The outbreak of World War II proved lethal to a generation of Dutch writers—some were killed, some killed themselves, some died as a result of wartime accidents; Hiegentlich was one of many. On the evening of 14 May 1940 he took poison, and was taken, unconscious, to the Wilhelmina Gasthuis, where he died on 18 May, at age 33.

==Literary works==
Hiegentlich's early work covers the period until 1930, when he was 23. It includes a collection of German poems, Die rote Nacht ("The red night", 1923), the novel Het zotte vleesch ("The foolish flesh", 1925), a play, Gaat u zitten ("Please sit down", produced in 1927), and an anthology of Louis Couperus, Werk van Louis Couperus (1929), an author he greatly admired.

His early (German) poetry is described as "typical puberty poetry of a precocious boy", reminiscent of Willem Kloos and Heinrich Heine. His best and best-known poems are "Kerstmis aan de bar" ("Christmas in the bar", published in Elsevier in 1935), a poem about people who appear to be enjoying life but are tortured by hidden grief, and "Sonnet", published in Helikon (1932), a poem inspired by Death in Venices Tadzio.

In 1935 he published a short story collection, Het vochtige park ("The wet park", Maastricht, A.A.M. Stols, 1935). Stories of his were also published in De Nieuwe Gids, Nederland, and De Stem, but by 1949 they had not been collected and published separately. During the period 1930–1940 he wrote a number of novels touching on the threats posed by the Nazis, by antisemitism, and by Dutch nationalism. Onbewoonbare wereld ("Uninhabitable world", 1937), is a psychological novel whose main character is the son of the editor of the National Socialist Movement in the Netherlands (NSB) magazine; he plans to kill his father for spreading antisemitic ideas, but ends up killing himself—a suicide which the NSB exploits for its own purposes. The world of the novel has become "uninhabitable" for any person of sensibility.
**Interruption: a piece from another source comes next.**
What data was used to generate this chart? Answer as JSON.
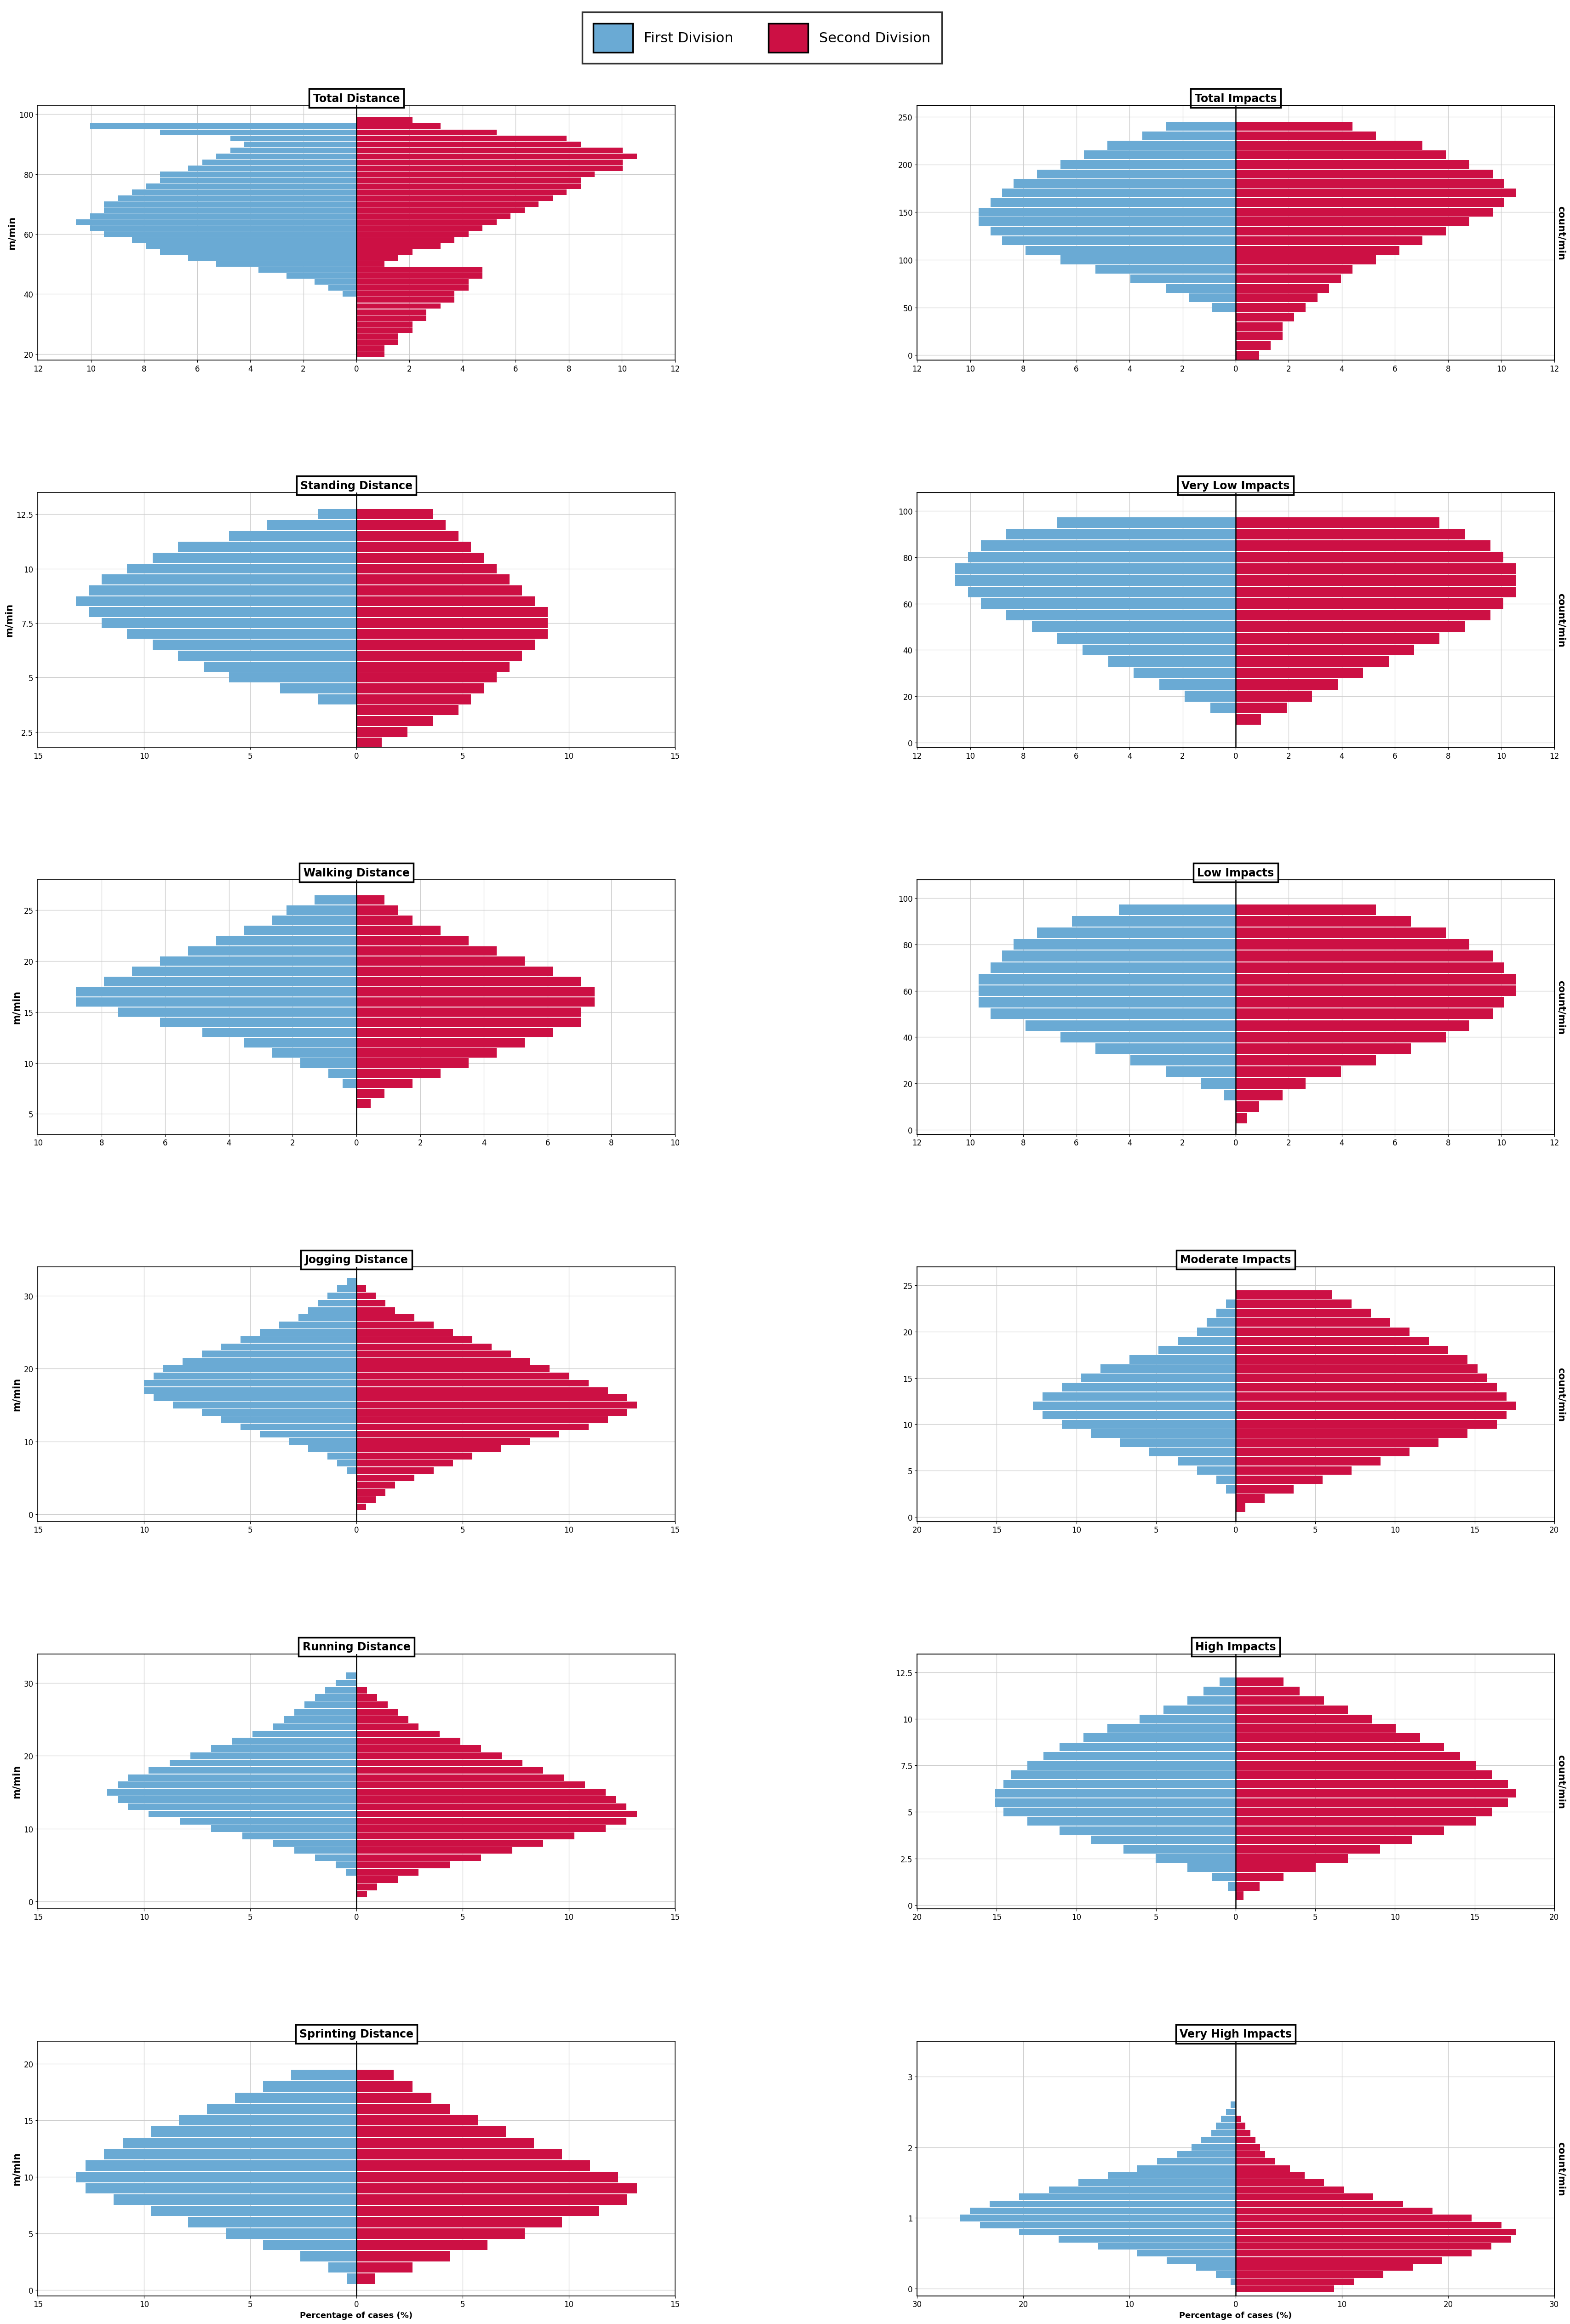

The main character of Schipbreuk te Luik ("Shipwreck in Liège", 1938), Alex Moser, resembles Hiegentlich in many ways, having been brought up a Jew in Limburg and becoming estranged from Germany because of Nazism. Met de stroom mee ("With the current") was published posthumously in 1946, and follows the life of an actor, Lode Wolff, a talented but coldhearted man who ends up as an agent for the Gestapo in Flanders. One more novel, preserved in manuscript, is Taboe ("Taboo"), whose main character, Emile Moser, is a thinly veiled version of the author.

==Legacy==
He is remembered with a plaque at his brother's house, on Markt 27 in Roermond.

An anthology of his work with an extensive biography was edited by Dr. Catharina Ypes, and published as 1907–1940. Een joods artist tussen twee oorlogen by L.J. Veen, Amsterdam, in 1949. He makes an appearance in the novel Sunken Red by Jeroen Brouwers, who also devoted a chapter to him in his De laatste deur ("The last door"), a study of Dutch writers who committed suicide.